From owner-freebsd-hackers  Thu Jan 19 17:44:58 1995
Return-Path: hackers-owner
Received: (from root@localhost) by freefall.cdrom.com (8.6.9/8.6.6) id RAA11325 for hackers-outgoing; Thu, 19 Jan 1995 17:44:58 -0800
Received: from netcom4.netcom.com (bakul@netcom4.netcom.com [192.100.81.107]) by freefall.cdrom.com (8.6.9/8.6.6) with ESMTP id RAA11313 for <freebsd-hackers@freefall.cdrom.com>; Thu, 19 Jan 1995 17:44:55 -0800
Received: from localhost by netcom4.netcom.com (8.6.9/Netcom)
	id RAA23680; Thu, 19 Jan 1995 17:43:55 -0800
Message-Id: <199501200143.RAA23680@netcom4.netcom.com>
To: Kaleb Keithley <kaleb@x.org>
cc: freebsd-hackers@freefall.cdrom.com
Subject: Re: Internationalization (was Re: CVS stuff) 
In-reply-to: Your message of "Wed, 18 Jan 95 20:32:47 EST."
             <9501190132.AA19622@fedora.x.org> 
Date: Thu, 19 Jan 95 17:43:53 -0800
From: Bakul Shah <bakul@netcom.com>
Sender: hackers-owner@FreeBSD.org
Precedence: bulk

> >I'd rather see support for *inputting* and *displaying*
> >other languages first.

> You're using X aren't you? This is all built into X and has been since
> R5. Well, X still doesn't do bidirectional or vertical text very well.

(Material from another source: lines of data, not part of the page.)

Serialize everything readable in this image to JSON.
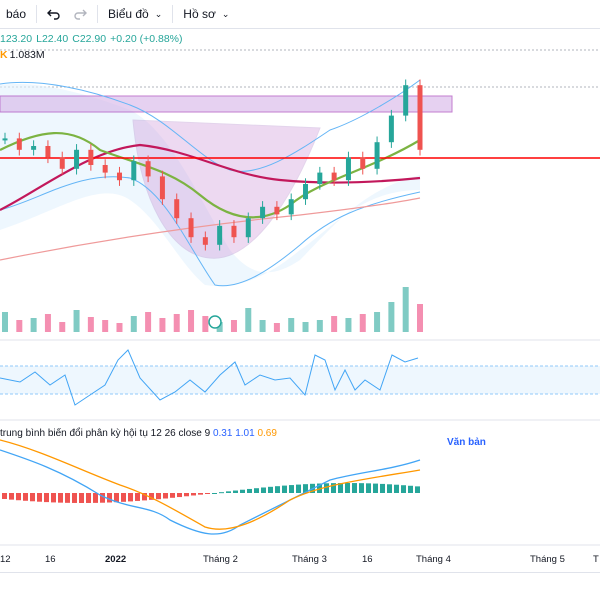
{
  "toolbar": {
    "menu_alert": "báo",
    "undo_icon": "undo-icon",
    "redo_icon": "redo-icon",
    "chart_menu": "Biểu đồ",
    "profile_menu": "Hồ sơ"
  },
  "ohlc": {
    "h": "123.20",
    "l": "L22.40",
    "c": "C22.90",
    "change": "+0.20 (+0.88%)"
  },
  "volume": {
    "label": "K",
    "value": "1.083M"
  },
  "macd": {
    "title": "trung bình biến đổi phân kỳ hội tụ 12 26 close 9",
    "v1": "0.31",
    "v2": "1.01",
    "v3": "0.69"
  },
  "text_tool": "Văn bản",
  "time_axis": [
    "12",
    "16",
    "2022",
    "Tháng 2",
    "Tháng 3",
    "16",
    "Tháng 4",
    "Tháng 5",
    "T"
  ],
  "colors": {
    "up": "#26a69a",
    "down": "#ef5350",
    "accent": "#2962ff",
    "resistance": "#ff0000",
    "zone": "#d6b3e8"
  },
  "chart_data": {
    "type": "line",
    "xlabel": "",
    "ylabel": "",
    "series": [
      {
        "values": [
          23.2,
          22.9,
          23.0,
          22.7,
          22.4,
          22.9,
          22.5,
          22.3,
          22.1,
          22.6,
          22.2,
          21.6,
          21.1,
          20.6,
          20.4,
          20.9,
          20.6,
          21.1,
          21.4,
          21.2,
          21.6,
          22.0,
          22.3,
          22.1,
          22.7,
          22.4,
          23.1,
          23.8,
          24.6,
          22.9
        ]
      }
    ]
  }
}
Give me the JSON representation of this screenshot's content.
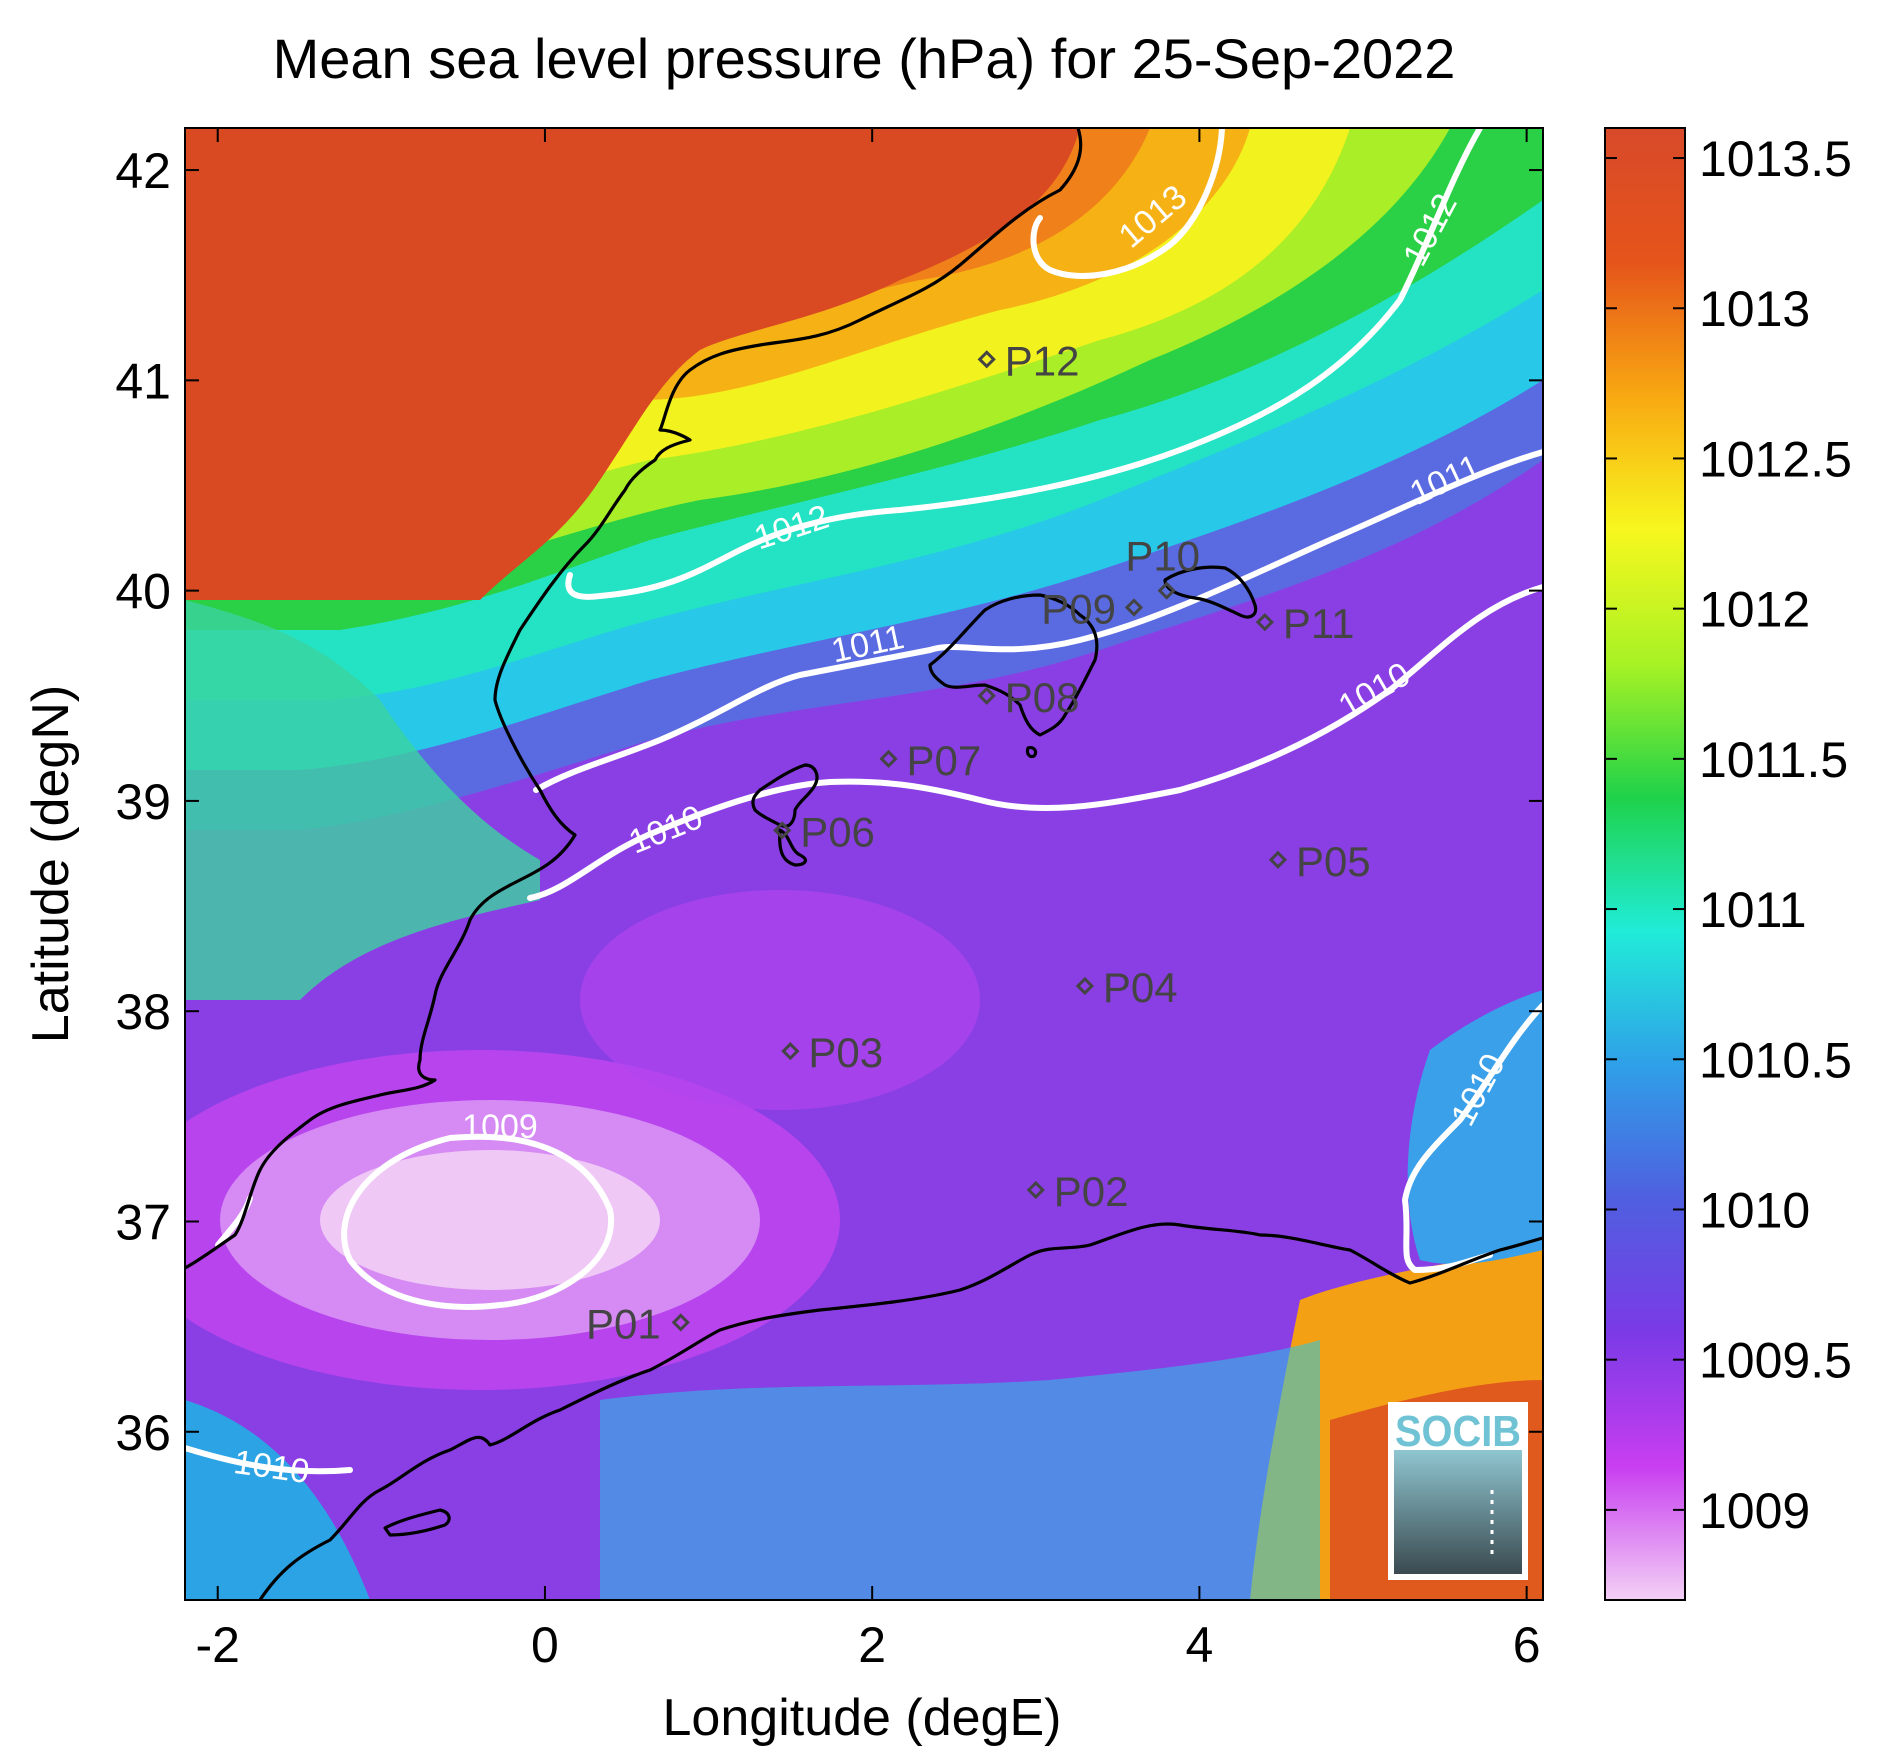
{
  "chart_data": {
    "type": "heatmap",
    "title": "Mean sea level pressure (hPa) for 25-Sep-2022",
    "xlabel": "Longitude (degE)",
    "ylabel": "Latitude (degN)",
    "xlim": [
      -2.2,
      6.1
    ],
    "ylim": [
      35.2,
      42.2
    ],
    "xticks": [
      -2,
      0,
      2,
      4,
      6
    ],
    "xtick_labels": [
      "-2",
      "0",
      "2",
      "4",
      "6"
    ],
    "yticks": [
      36,
      37,
      38,
      39,
      40,
      41,
      42
    ],
    "ytick_labels": [
      "36",
      "37",
      "38",
      "39",
      "40",
      "41",
      "42"
    ],
    "colorbar": {
      "range": [
        1008.7,
        1013.6
      ],
      "ticks": [
        1009,
        1009.5,
        1010,
        1010.5,
        1011,
        1011.5,
        1012,
        1012.5,
        1013,
        1013.5
      ],
      "tick_labels": [
        "1009",
        "1009.5",
        "1010",
        "1010.5",
        "1011",
        "1011.5",
        "1012",
        "1012.5",
        "1013",
        "1013.5"
      ],
      "colors": [
        "#f3d0f5",
        "#c83ef0",
        "#7b3ae6",
        "#4f5fe0",
        "#2fa0e8",
        "#20ecd8",
        "#1fd24a",
        "#a8f224",
        "#f7f71e",
        "#f8a812",
        "#e5541a",
        "#d84a2a"
      ]
    },
    "stations": [
      {
        "name": "P01",
        "lon": 0.83,
        "lat": 36.52
      },
      {
        "name": "P02",
        "lon": 3.0,
        "lat": 37.15
      },
      {
        "name": "P03",
        "lon": 1.5,
        "lat": 37.81
      },
      {
        "name": "P04",
        "lon": 3.3,
        "lat": 38.12
      },
      {
        "name": "P05",
        "lon": 4.48,
        "lat": 38.72
      },
      {
        "name": "P06",
        "lon": 1.45,
        "lat": 38.86
      },
      {
        "name": "P07",
        "lon": 2.1,
        "lat": 39.2
      },
      {
        "name": "P08",
        "lon": 2.7,
        "lat": 39.5
      },
      {
        "name": "P09",
        "lon": 3.6,
        "lat": 39.92
      },
      {
        "name": "P10",
        "lon": 3.8,
        "lat": 40.0
      },
      {
        "name": "P11",
        "lon": 4.4,
        "lat": 39.85
      },
      {
        "name": "P12",
        "lon": 2.7,
        "lat": 41.1
      }
    ],
    "contour_labels": [
      "1009",
      "1010",
      "1010",
      "1010",
      "1010",
      "1011",
      "1011",
      "1012",
      "1012",
      "1013"
    ]
  },
  "logo": {
    "text": "SOCIB"
  }
}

I am using X but, as you later point out, it does not
provide complete support.  Also, IMHO this should be
available outside of X (perhaps limited to displaying fixed
width glyphs).  Input/output methods support needs to be
factored out so that one doesn't have to drag around all of
X.

> But before you can use what's built into X you need good locale support
> built into the C runtime and/or OS.

To my inexpert eyes what is done in Plan 9 in this area
seems like a perfectly reasonable way to extend the
libraries/OS.  Plan 9 uses UTF-8 (invented(?) by Ken
Thompson).  It is an 8-bit encoding of UNICODE which is
ASCII compatible.  Non-ASCII chars use multi-byte sequences.
It may be easier to extend tools like grep/sed/perl etc. to
understand UTF-8.  (Also, by definition, all ASCII data is
UTF-8 compatible!).  What you lose in UTF is random-access:
if A is an array of chars, A[i] is not the nth UNICODE char
due to the multibyte encoding.  If this is a real problem,
one can use a decode UTF8 to UTF16 or UNICODE and use
short/long for incore representation of each char.  I also
think that in a text processing app. one will typically have
some higher level structure for indexing so this is not a
great problem.

To repeat, I am not an expert -- there may be better
solutions.  It is just that UTF-8 would satisfy my needs.  I
am sure Terry Lambert can say a lot more about this
internationalization issue :-)  (and I actually agree with
him for the most part).

Bakul